In special relativity, an object at any non-zero velocity (within the
universal speed limit) experiences a length contraction.
This isn't actually correct. The object does not experience length contraction since the object is at rest with respect to itself.
It is correct to say that, in an inertial reference frame (IRF) in which the object is uniformly moving, the observed length, in the direction of the motion, will be contracted from the length in the IRF in which the object is at rest.
But the object does not experience length contraction since uniform motion is relative. There are an infinity of relatively moving IRFs in which the object is in relative motion and each one observes a different length contraction.

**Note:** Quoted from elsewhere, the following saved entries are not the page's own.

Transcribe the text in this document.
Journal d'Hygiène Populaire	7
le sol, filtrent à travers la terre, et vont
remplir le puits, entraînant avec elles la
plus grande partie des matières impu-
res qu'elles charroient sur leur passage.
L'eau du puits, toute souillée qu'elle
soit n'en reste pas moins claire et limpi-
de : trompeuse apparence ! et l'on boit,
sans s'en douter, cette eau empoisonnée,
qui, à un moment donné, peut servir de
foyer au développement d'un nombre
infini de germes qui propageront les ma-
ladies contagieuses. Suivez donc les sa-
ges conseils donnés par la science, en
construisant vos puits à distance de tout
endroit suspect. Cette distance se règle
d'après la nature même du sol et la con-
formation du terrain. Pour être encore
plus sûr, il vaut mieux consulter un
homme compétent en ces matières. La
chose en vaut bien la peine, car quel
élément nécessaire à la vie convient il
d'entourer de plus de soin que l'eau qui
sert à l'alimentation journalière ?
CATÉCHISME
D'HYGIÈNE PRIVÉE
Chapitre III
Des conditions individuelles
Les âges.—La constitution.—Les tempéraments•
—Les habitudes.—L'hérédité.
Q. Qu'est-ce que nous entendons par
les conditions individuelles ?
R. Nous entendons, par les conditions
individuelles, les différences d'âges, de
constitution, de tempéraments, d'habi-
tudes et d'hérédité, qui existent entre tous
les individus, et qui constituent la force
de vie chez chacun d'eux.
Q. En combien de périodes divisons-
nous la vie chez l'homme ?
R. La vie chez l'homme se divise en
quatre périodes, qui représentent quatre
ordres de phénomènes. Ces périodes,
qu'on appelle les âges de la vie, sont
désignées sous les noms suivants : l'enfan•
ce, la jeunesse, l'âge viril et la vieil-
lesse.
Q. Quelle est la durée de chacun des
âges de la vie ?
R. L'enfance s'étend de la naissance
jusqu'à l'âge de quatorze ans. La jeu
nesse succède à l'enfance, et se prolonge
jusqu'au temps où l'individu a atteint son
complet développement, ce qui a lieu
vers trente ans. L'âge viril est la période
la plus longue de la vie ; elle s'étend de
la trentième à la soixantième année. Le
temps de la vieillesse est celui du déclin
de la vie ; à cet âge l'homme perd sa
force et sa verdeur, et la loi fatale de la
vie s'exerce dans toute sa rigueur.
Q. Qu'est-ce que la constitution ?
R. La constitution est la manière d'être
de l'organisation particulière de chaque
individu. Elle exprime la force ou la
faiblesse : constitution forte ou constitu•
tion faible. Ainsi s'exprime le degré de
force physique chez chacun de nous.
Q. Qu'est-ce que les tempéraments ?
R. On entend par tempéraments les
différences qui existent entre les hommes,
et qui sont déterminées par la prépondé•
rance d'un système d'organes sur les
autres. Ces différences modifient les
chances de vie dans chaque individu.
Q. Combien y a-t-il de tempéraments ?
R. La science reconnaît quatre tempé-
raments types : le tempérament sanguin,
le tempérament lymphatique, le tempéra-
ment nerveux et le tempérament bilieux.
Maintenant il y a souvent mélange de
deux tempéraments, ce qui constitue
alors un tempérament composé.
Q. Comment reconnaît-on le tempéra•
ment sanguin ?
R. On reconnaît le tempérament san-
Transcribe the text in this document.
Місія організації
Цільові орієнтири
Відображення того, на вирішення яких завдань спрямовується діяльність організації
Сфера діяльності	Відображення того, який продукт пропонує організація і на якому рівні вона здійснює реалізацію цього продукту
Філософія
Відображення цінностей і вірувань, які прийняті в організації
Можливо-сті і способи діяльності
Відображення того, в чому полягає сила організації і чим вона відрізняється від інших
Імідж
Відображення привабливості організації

I would like to know how a mass behaves when an object approaches high
speeds,
Likewise, a mass is at rest with respect to itself. In an IRF in which the mass is uniformly moving, the total energy of the mass is given by
$$E = \sqrt{(pc)^2 + (mc^2)^2} = \gamma mc^2$$
where
$$\gamma = \frac{1}{\sqrt{1 - \frac{v^2}{c^2}}}$$
In the reference frame in which the momentum is zero (particle is at rest), this simplifies to
$$E = mc^2$$
That's really all there is to it. The invariant mass $m$ is the same for all observers.
There is a notion of relativistic mass which is just $\gamma m$ but some question if this notion is useful. From the Wikipedia article "Mass in special relativity":
Although some authors present relativistic mass as a fundamental
concept of the theory, it has been argued that this is wrong as the
fundamentals of the theory relate to space–time. There is disagreement
over whether the concept is pedagogically useful. The notion
of mass as a property of an object from Newtonian mechanics does not
bear a precise relationship to the concept in relativity.
At any rate, as the relative speed $v$ approaches $c$, the relativistic mass $\gamma m$ goes to infinity since, as you can see from the expression for $\gamma$, the denominator approaches zero.